Он так и не спросил ее об этом. Не хватило духу. А скорее всего, ему не хотелось услышать ответ. Да и ситуация была не самой подходящей для таких расспросов, учитывая ее нездоровье.
Надо использовать шанс, когда ты его получаешь. Другой такой шанс ему уже не представился.
4
— Ну и где она? — спросил Либор, распахивая перед Треславом дверь своего подъезда.
В другое время он бы просто нажал в квартире кнопку электрического замка, но сейчас спустился на лифте и встретил Треслава внизу. Ему хотелось отдельно от прочих гостей познакомиться с таинственной грабительницей, способной по запаху определять национальность и религию своих жертв.

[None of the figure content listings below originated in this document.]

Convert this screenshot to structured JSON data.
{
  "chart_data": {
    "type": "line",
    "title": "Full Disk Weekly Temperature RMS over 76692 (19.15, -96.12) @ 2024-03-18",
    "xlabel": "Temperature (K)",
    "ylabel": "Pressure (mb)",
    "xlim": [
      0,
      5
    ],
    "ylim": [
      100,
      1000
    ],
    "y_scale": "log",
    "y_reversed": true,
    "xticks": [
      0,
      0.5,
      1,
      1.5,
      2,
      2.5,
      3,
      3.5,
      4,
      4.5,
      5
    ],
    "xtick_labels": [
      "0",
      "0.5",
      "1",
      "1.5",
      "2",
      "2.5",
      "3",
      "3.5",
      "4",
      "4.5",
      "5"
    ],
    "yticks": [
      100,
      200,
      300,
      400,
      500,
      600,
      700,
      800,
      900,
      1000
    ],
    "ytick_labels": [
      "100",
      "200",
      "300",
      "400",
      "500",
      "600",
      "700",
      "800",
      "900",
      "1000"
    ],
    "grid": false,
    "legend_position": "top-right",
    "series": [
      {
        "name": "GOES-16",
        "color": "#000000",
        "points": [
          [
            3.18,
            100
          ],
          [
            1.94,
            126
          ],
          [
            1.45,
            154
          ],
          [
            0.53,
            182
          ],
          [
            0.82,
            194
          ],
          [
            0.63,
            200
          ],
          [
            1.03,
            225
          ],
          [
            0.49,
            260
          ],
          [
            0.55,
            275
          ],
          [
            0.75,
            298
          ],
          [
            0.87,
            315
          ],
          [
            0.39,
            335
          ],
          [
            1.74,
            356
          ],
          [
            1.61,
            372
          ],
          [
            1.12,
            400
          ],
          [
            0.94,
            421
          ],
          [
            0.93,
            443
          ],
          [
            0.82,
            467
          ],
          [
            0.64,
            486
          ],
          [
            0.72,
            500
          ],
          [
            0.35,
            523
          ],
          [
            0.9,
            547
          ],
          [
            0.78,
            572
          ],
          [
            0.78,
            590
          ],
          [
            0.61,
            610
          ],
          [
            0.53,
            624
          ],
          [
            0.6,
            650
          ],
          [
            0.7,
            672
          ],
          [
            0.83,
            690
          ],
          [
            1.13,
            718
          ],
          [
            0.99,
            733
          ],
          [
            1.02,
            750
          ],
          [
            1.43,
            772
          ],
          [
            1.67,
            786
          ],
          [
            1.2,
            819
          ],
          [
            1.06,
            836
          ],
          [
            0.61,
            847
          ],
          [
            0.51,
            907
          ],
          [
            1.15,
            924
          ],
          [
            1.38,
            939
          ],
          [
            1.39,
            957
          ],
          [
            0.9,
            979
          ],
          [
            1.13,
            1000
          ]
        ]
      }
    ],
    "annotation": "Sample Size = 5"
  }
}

Треслав продемонстрировал ему пустые ладони, а затем ткнул пальцем себе в сердце и сказал:
— Здесь.
В свою очередь Либор указал на голову друга:
— А ты уверен, что не здесь?
— Я могу уйти.
— И снова нарваться на ограбление? Нет уж, заходи и познакомься с моими гостями. Кстати, у нас как раз Седер.
— А что это такое?
— Пасхальный обряд.
— Тогда я лучше зайду в другой раз.
— Не глупи, тебе это понравится. Все любят Седер. Будет даже пение.
— Нет, спасибо.
— Давай без разговоров. Это старинная, очень интересная церемония. Считается, что сам Господь на ней присутствует. Или, на худой конец, присылает одного из своих ангелов. Мы наливаем для него стакан вина.
— Поэтому ты так официально одет? Для попойки с ангелом?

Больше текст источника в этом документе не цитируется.